Linux kernel -stable discussions
 help / color / mirror / Atom feed
From: Greg Kroah-Hartman <gregkh@linuxfoundation.org>
To: stable@vger.kernel.org
Cc: Greg Kroah-Hartman <gregkh@linuxfoundation.org>,
	patches@lists.linux.dev, Gao Yingjie <gaoyingjie@uniontech.com>,
	Chen Ridong <chenridong@huawei.com>, Teju Heo <tj@kernel.org>,
	Sasha Levin <sashal@kernel.org>
Subject: [PATCH 6.6 06/70] cgroup: split cgroup_destroy_wq into 3 workqueues
Date: Mon, 22 Sep 2025 21:29:06 +0200	[thread overview]
Message-ID: <20250922192404.646095954@linuxfoundation.org> (raw)
In-Reply-To: <20250922192404.455120315@linuxfoundation.org>

6.6-stable review patch.  If anyone has any objections, please let me know.

------------------

From: Chen Ridong <chenridong@huawei.com>

[ Upstream commit 79f919a89c9d06816dbdbbd168fa41d27411a7f9 ]

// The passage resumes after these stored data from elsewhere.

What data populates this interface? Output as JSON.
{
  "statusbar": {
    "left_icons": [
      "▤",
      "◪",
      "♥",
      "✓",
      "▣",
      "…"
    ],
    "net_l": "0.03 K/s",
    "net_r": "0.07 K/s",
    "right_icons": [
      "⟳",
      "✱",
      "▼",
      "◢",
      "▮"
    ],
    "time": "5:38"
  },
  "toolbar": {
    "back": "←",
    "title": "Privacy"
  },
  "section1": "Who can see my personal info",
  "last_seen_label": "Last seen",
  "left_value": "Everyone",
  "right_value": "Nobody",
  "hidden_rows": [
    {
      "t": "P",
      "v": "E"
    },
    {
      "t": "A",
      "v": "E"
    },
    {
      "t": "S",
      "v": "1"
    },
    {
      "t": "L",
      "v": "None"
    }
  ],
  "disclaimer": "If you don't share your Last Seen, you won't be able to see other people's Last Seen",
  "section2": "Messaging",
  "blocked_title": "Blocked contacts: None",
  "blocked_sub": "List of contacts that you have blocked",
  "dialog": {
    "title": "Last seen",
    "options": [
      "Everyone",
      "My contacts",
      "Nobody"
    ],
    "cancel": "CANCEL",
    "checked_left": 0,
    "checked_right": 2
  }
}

A hung task can occur during [1] LTP cgroup testing when repeatedly
mounting/unmounting perf_event and net_prio controllers with
systemd.unified_cgroup_hierarchy=1. The hang manifests in
cgroup_lock_and_drain_offline() during root destruction.

Related case:
cgroup_fj_function_perf_event cgroup_fj_function.sh perf_event
cgroup_fj_function_net_prio cgroup_fj_function.sh net_prio

Call Trace:
	cgroup_lock_and_drain_offline+0x14c/0x1e8
	cgroup_destroy_root+0x3c/0x2c0
	css_free_rwork_fn+0x248/0x338
	process_one_work+0x16c/0x3b8
	worker_thread+0x22c/0x3b0
	kthread+0xec/0x100
	ret_from_fork+0x10/0x20

Root Cause:

CPU0                            CPU1
mount perf_event                umount net_prio
cgroup1_get_tree                cgroup_kill_sb
rebind_subsystems               // root destruction enqueues
				// cgroup_destroy_wq
// kill all perf_event css
                                // one perf_event css A is dying
                                // css A offline enqueues cgroup_destroy_wq
                                // root destruction will be executed first
                                css_free_rwork_fn
                                cgroup_destroy_root
                                cgroup_lock_and_drain_offline
                                // some perf descendants are dying
                                // cgroup_destroy_wq max_active = 1
                                // waiting for css A to die

Problem scenario:
1. CPU0 mounts perf_event (rebind_subsystems)
2. CPU1 unmounts net_prio (cgroup_kill_sb), queuing root destruction work
3. A dying perf_event CSS gets queued for offline after root destruction
4. Root destruction waits for offline completion, but offline work is
   blocked behind root destruction in cgroup_destroy_wq (max_active=1)

Solution:
Split cgroup_destroy_wq into three dedicated workqueues:
cgroup_offline_wq – Handles CSS offline operations
cgroup_release_wq – Manages resource release
cgroup_free_wq – Performs final memory deallocation

This separation eliminates blocking in the CSS free path while waiting for
offline operations to complete.

[1] https://github.com/linux-test-project/ltp/blob/master/runtest/controllers
Fixes: 334c3679ec4b ("cgroup: reimplement rebind_subsystems() using cgroup_apply_control() and friends")
Reported-by: Gao Yingjie <gaoyingjie@uniontech.com>
Signed-off-by: Chen Ridong <chenridong@huawei.com>
Suggested-by: Teju Heo <tj@kernel.org>
Signed-off-by: Tejun Heo <tj@kernel.org>
Signed-off-by: Sasha Levin <sashal@kernel.org>
---
 kernel/cgroup/cgroup.c | 43 +++++++++++++++++++++++++++++++++++-------
 1 file changed, 36 insertions(+), 7 deletions(-)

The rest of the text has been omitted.